Tiger Woods

Image of Tiger Woods
Release Date: 
March 27, 2018
Simon & Schuster
Reviewed by: 

“If you have any interest in Tiger Woods, golf, or the culture of celebrity and heroism, this volume will be worth your while.”     

His father called him “The Chosen One,” telling a reporter that Tiger would “do more than any other man in history to change the course of humanity.” Earl Woods might also have claimed that he would do more than anyone else to mold, shape, and form his son. Along with Tilda Woods, Tiger’s parents sculpted this extraordinary golfer inside a protective bubble. They, along with a gaggle of agents and marketing gurus developed the myth that surrounded Tiger Woods and that became the core of his essence.

Tiger Woods was a golf phenomenon at the age of two, dazzled the golf community as a teen, became the top amateur golfer in America before he left Stanford, and exploded upon the professional golf scene where his dominance awed and intimidated his rivals. He transformed the way the game was played, necessitated the redesign of golf courses, and was on his way to setting career standards that would surpass all others who ever played the game.

He was the best known athlete in the world, was greatly admired for his pristine public image, and at times looked remarkably like someone “chosen” for greatness. Then seemingly at the peak of his career, it all came crashing down around him.
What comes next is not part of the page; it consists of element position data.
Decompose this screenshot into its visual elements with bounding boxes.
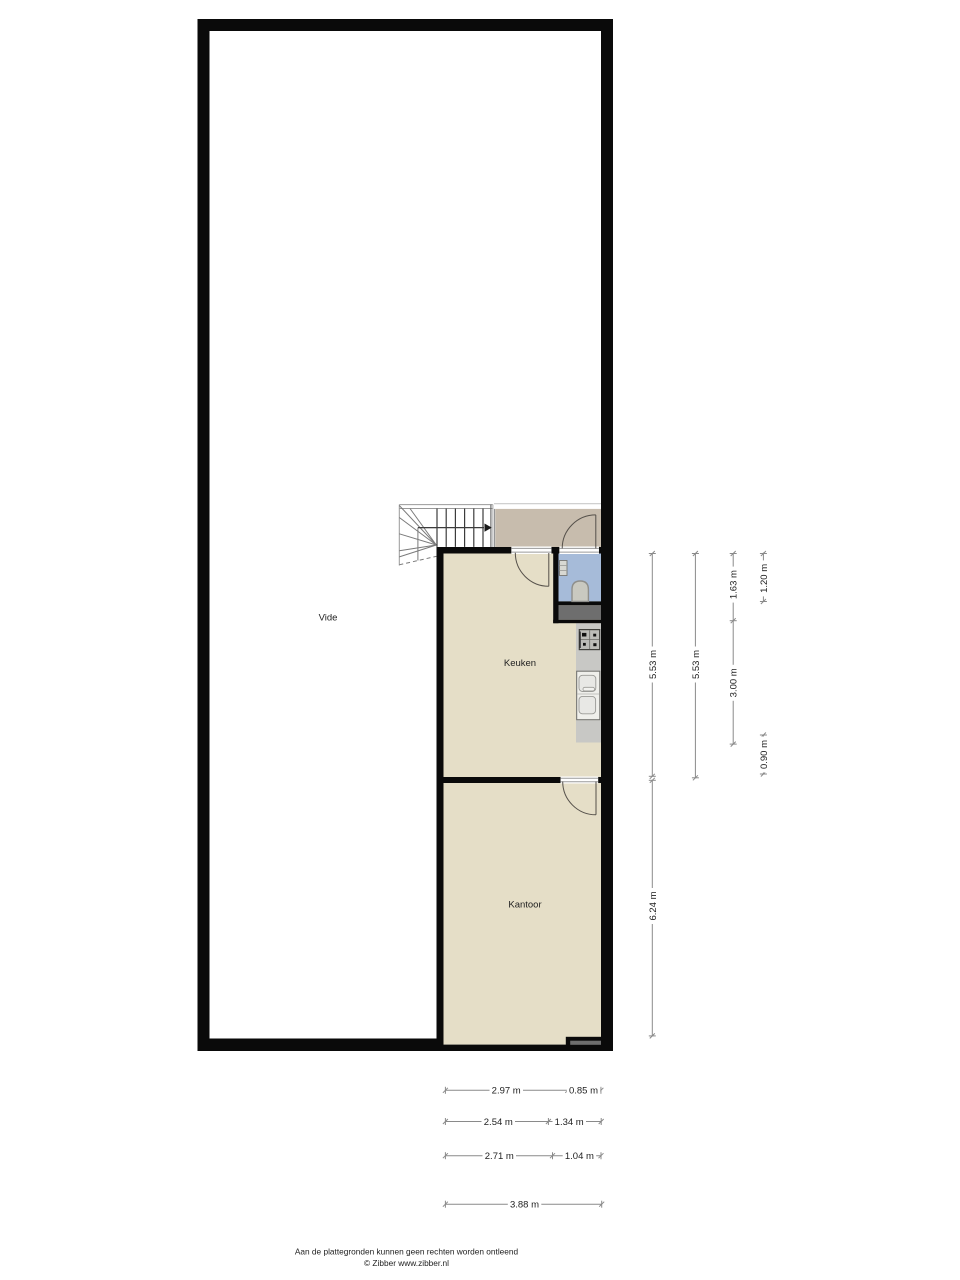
svg-text:2.54 m: 2.54 m [484,1117,513,1128]
svg-text:1.20 m: 1.20 m [759,564,770,593]
svg-text:Aan de plattegronden kunnen ge: Aan de plattegronden kunnen geen rechten… [295,1246,519,1256]
svg-text:2.97 m: 2.97 m [492,1086,521,1097]
svg-text:1.34 m: 1.34 m [555,1117,584,1128]
svg-text:6.24 m: 6.24 m [648,891,659,920]
svg-text:Keuken: Keuken [504,658,536,669]
svg-text:3.00 m: 3.00 m [729,668,740,697]
svg-text:1.63 m: 1.63 m [729,570,740,599]
svg-text:Kantoor: Kantoor [508,900,541,911]
svg-text:© Zibber www.zibber.nl: © Zibber www.zibber.nl [364,1258,449,1268]
svg-text:1.04 m: 1.04 m [565,1151,594,1162]
svg-text:0.90 m: 0.90 m [759,740,770,769]
svg-text:0.85 m: 0.85 m [569,1086,598,1097]
svg-text:3.88 m: 3.88 m [510,1200,539,1211]
svg-text:5.53 m: 5.53 m [648,650,659,679]
svg-text:Vide: Vide [319,613,338,624]
svg-text:5.53 m: 5.53 m [691,650,702,679]
svg-text:2.71 m: 2.71 m [485,1151,514,1162]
In this fascinating and highly readable new biography, Jeff Benedict and Armen Keteyian examine the life and times of Tiger Woods from childhood to fame and then to the implosion of his world. The central questions are simple. How did it happen? How did this shooting star rise to the top of the athletic and celebrity world? And how did it all come crashing down around him? The answers are anything but simple.

Americans have always loved stories about the rise of heroes and celebrities and seem to feed on their fall from grace, relishing both developments. They are equally drawn to the public confessional and redemption of sinners. Perhaps no one has played this scenario out as spectacularly as Tiger Woods.

Benedict and Keteyian exam the childhood and education of Tiger Woods with a very keen eye for the forces that shaped him. Tiger’s parents treated him as special and indulged him completely. At the same time Earl Woods prepared his son for a life in public by developing a tough emotional shell around him. One could argue, and indeed the authors seem to argue, that Tiger was a victim of a form of child abuse that left him emotionally underdeveloped and something close to a complete narcissist.

Beneath the public perception of the ideal American hero, Tiger Woods led a life of loneliness, lacking in social skills, incapable of normal interaction with those who surrounded him, including those who served him. He demanded total loyalty requiring those who worked for him to sign non-disclosure agreements. Privacy was one of his highest values. In many ways he depended on others to organize his life and to isolate him from outside forces, while never acknowledging any debt to them. A simple “thank you” seemed out of his reach.

The personal toughness, developed by his father, left Tiger Woods unable to respond to the physical messages of pain being sent by his body as it broke down. His refusal to acknowledge that pain led to a further breakdown of his body, more pain, surgeries, and ultimately an abuse of painkillers and other drugs.

The most remarkable example of this toughness came when he won the 2008 U.S Open Championship at Torre Pines. It required an extra 18 holes on Monday after he tied Rocco Mediate with some spectacular golf on the 18th hole on Sunday. Tiger played the entire tournament with a ruptured ACL and two stress fractures in his tibia.  

Woods’ relationship with his wife Elin and their subsequent marriage seemed to humanize Woods and enhanced his position as the perfect hero, with an ideal wife and a perfect marriage. This would all crumble with the passage of time as he came to indulge himself in the pleasures of sex, which ultimately was diagnosed as an addiction. This led to the disintegration of his marriage and family life in a cesspool of lies and infidelity. All of this was enabled by the massive amounts of money he had accrued from golf and the massive endorsement contracts, which defy imagination.

The rise and fall are put under a microscope by Benedict and Keteyian with the assistance of a dogged research staff, an immense amount of digging into all the available public records, and a large number of interviews. Social and psychological analysis and theories are brought to bear, and in the end Tiger Woods’ life comes into some focus.

The researcher and biographer are only as good and as complete as their sources. In this case the quality and quantity of both are impressive and convincing. No doubt there will be objections, especially from Tiger Woods and those who remain in his inner circle. They will no doubt have their say. Tiger Woods may decide to tell his version and perception of events at some point. If he does, his autobiography will be measured against Benedict and Keteyian’s impressive piece of work.

For now, Benedict and Keteyian have produced a volume rich in its analysis and exposition of a life of fame and tragedy. It is, in turn, depressing and exhilarating, while endlessly fascinating. If you have any interest in Tiger Woods, golf, or the culture of celebrity and heroism, this volume will be worth your while.